To enable the implementation of REDEF, the regulation specified that some extractors would be automatically registered ex officio. These are primarily wholesale operators registered on the list of the Ministry for the Ecological Transition and the Demographic Challenge (for hydrocarbons), and extractors listed in a form 548 from 2022 (for alcohol).

In the business chain involved in the markets of the aforementioned products, the extractor holds a critical position in terms of VAT . While the economic agents ahead of it buy and sell inside the warehouse (without VAT) and the ones after it buy and sell outside the warehouse (with VAT), the extractor buys without VAT and sells with VAT, so it is responsible for depositing a very significant portion of the final tax that will be levied on the product during all its phases. Fraud schemes take advantage of this to lower prices by omitting the payment of this VAT, with problematic effects on the competition. The main goal of the reform and registration is to prevent this type of fraud.

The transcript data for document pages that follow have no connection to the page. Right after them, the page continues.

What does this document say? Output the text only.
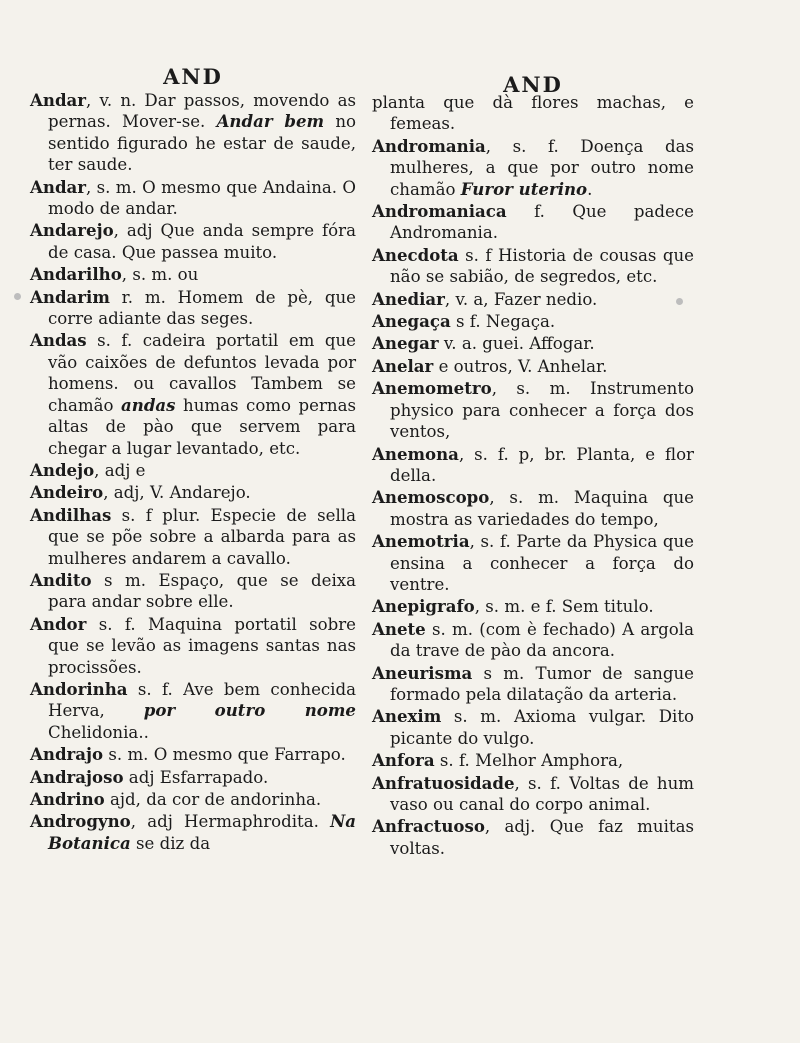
AND
Andar, v. n. Dar passos, movendo as pernas. Mover-se. Andar bem no sentido figurado he estar de saude, ter saude.
Andar, s. m. O mesmo que Andaina. O modo de andar.
Andarejo, adj Que anda sempre fóra de casa. Que passea muito.
Andarilho, s. m. ou
Andarim r. m. Homem de pè, que corre adiante das seges.
Andas s. f. cadeira portatil em que vão caixões de defuntos levada por homens. ou cavallos Tambem se chamão andas humas como pernas altas de pào que servem para chegar a lugar levantado, etc.
Andejo, adj e
Andeiro, adj, V. Andarejo.
Andilhas s. f plur. Especie de sella que se põe sobre a albarda para as mulheres andarem a cavallo.
Andito s m. Espaço, que se deixa para andar sobre elle.
Andor s. f. Maquina portatil sobre que se levão as imagens santas nas procissões.
Andorinha s. f. Ave bem conhecida Herva, por outro nome Chelidonia..
Andrajo s. m. O mesmo que Farrapo.
Andrajoso adj Esfarrapado.
Andrino ajd, da cor de andorinha.
Androgyno, adj Hermaphrodita. Na Botanica se diz da
AND
planta que dà flores machas, e femeas.
Andromania, s. f. Doença das mulheres, a que por outro nome chamão Furor uterino.
Andromaniaca f. Que padece Andromania.
Anecdota s. f Historia de cousas que não se sabião, de segredos, etc.
Anediar, v. a, Fazer nedio.
Anegaça s f. Negaça.
Anegar v. a. guei. Affogar.
Anelar e outros, V. Anhelar.
Anemometro, s. m. Instrumento physico para conhecer a força dos ventos,
Anemona, s. f. p, br. Planta, e flor della.
Anemoscopo, s. m. Maquina que mostra as variedades do tempo,
Anemotria, s. f. Parte da Physica que ensina a conhecer a força do ventre.
Anepigrafo, s. m. e f. Sem titulo.
Anete s. m. (com è fechado) A argola da trave de pào da ancora.
Aneurisma s m. Tumor de sangue formado pela dilatação da arteria.
Anexim s. m. Axioma vulgar. Dito picante do vulgo.
Anfora s. f. Melhor Amphora,
Anfratuosidade, s. f. Voltas de hum vaso ou canal do corpo animal.
Anfractuoso, adj. Que faz muitas voltas.
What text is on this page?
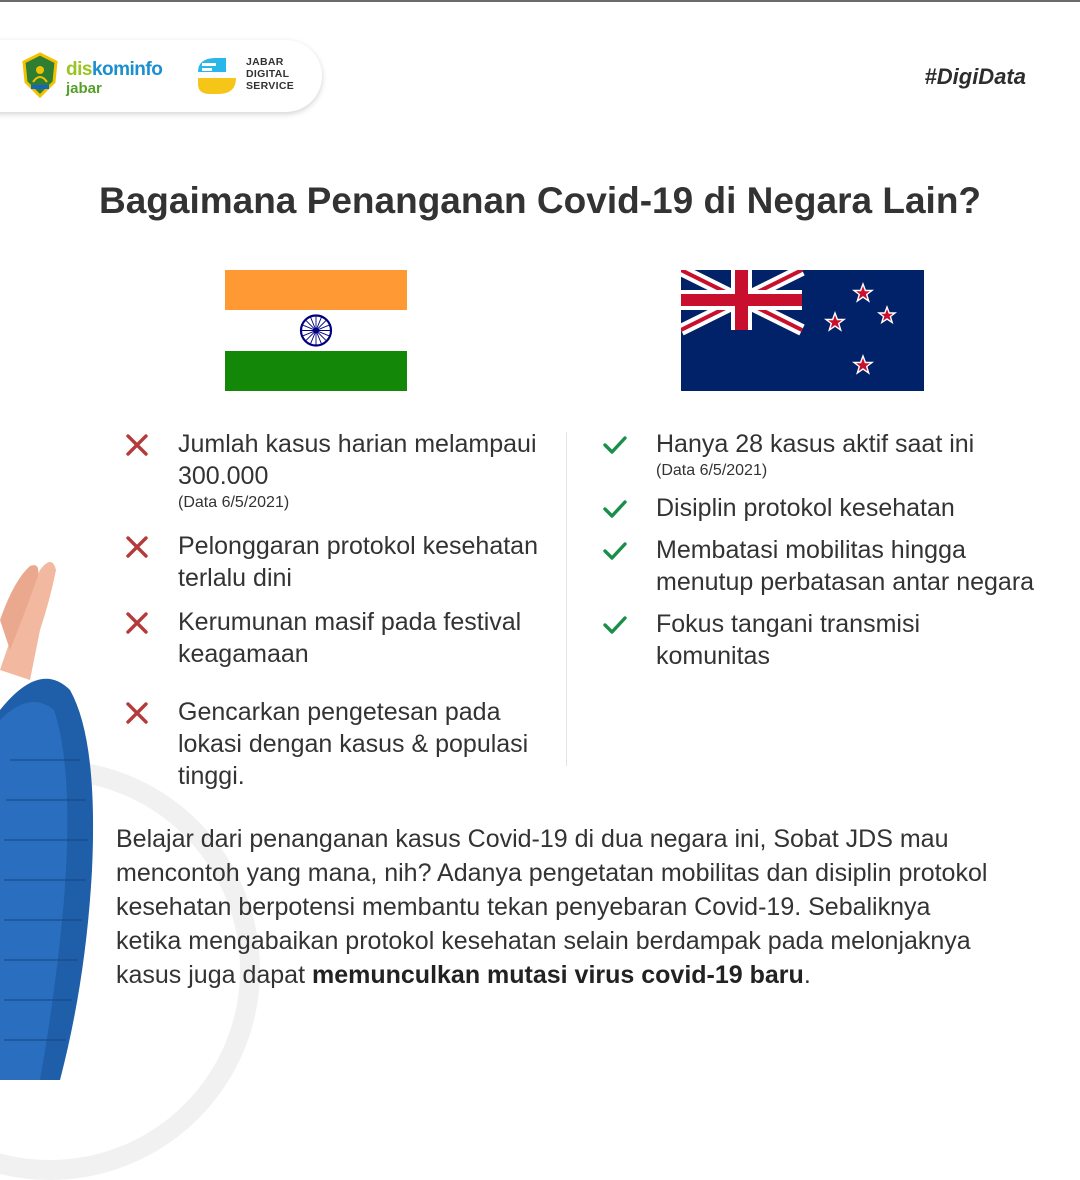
diskominfo
jabar
JABAR
DIGITAL
SERVICE	#DigiData
Bagaimana Penanganan Covid-19 di Negara Lain?
Jumlah kasus harian melampaui 300.000
(Data 6/5/2021)
Pelonggaran protokol kesehatan terlalu dini
Kerumunan masif pada festival keagamaan
Gencarkan pengetesan pada lokasi dengan kasus & populasi tinggi.
Hanya 28 kasus aktif saat ini
(Data 6/5/2021)
Disiplin protokol kesehatan
Membatasi mobilitas hingga menutup perbatasan antar negara
Fokus tangani transmisi komunitas
Belajar dari penanganan kasus Covid-19 di dua negara ini, Sobat JDS mau mencontoh yang mana, nih? Adanya pengetatan mobilitas dan disiplin protokol kesehatan berpotensi membantu tekan penyebaran Covid-19. Sebaliknya ketika mengabaikan protokol kesehatan selain berdampak pada melonjaknya kasus juga dapat memunculkan mutasi virus covid-19 baru.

It is also important to know what a registry of “extractors” is in the precise sense defined by the Royal Decree, meaning that other subjects that operate in these markets that do not specifically have the role of extractor will not be registered.

When the regulation relating to the Registry went into effect, an enormous number of requests was received in just a few days. To comply with the function of overseeing the registry, all registration requests submitted using form 036 began to be analysed in detail, and verification actions are carried out in those cases in which circumstances make it advisable, including travel and visits to the facilities, analysis of documentation and background, etc. The need to register is also verified by analysing whether the products extracted are regulated by the Royal Decree, and determining that the role of the subject is effectively that of extractor; if not, registration is denied.

Hundreds of declarations have been analysed and processed, and subjects that exhibited clear signs of tax risk have been excluded from the Registry, as have special-purpose entities through which the fraud was intended to be channelled.

Once the initial impact of the large number of registration applications was absorbed following the entry into force of the Registry, the census control tasks for the subjects that registered were also initiated ex officio. Likewise, the first VAT checks of non-registered extractors have begun to be carried out for those periods in which the REDEF was already in force. This was done to hold tax warehouse operators liable in the event of non-compliance.

The goal is to have a limited census that can be supervised, that offers information at an early stage, and that avoids the enormous damage that organised criminal networks cause and that are difficult to prosecute given their enormous complexity. The result is a reinforced capacity to respond to this type of fraud.

After a few months of operation, REDEF can be considered an effective tool in the fight against VAT fraud in the alcohol and hydrocarbon sectors.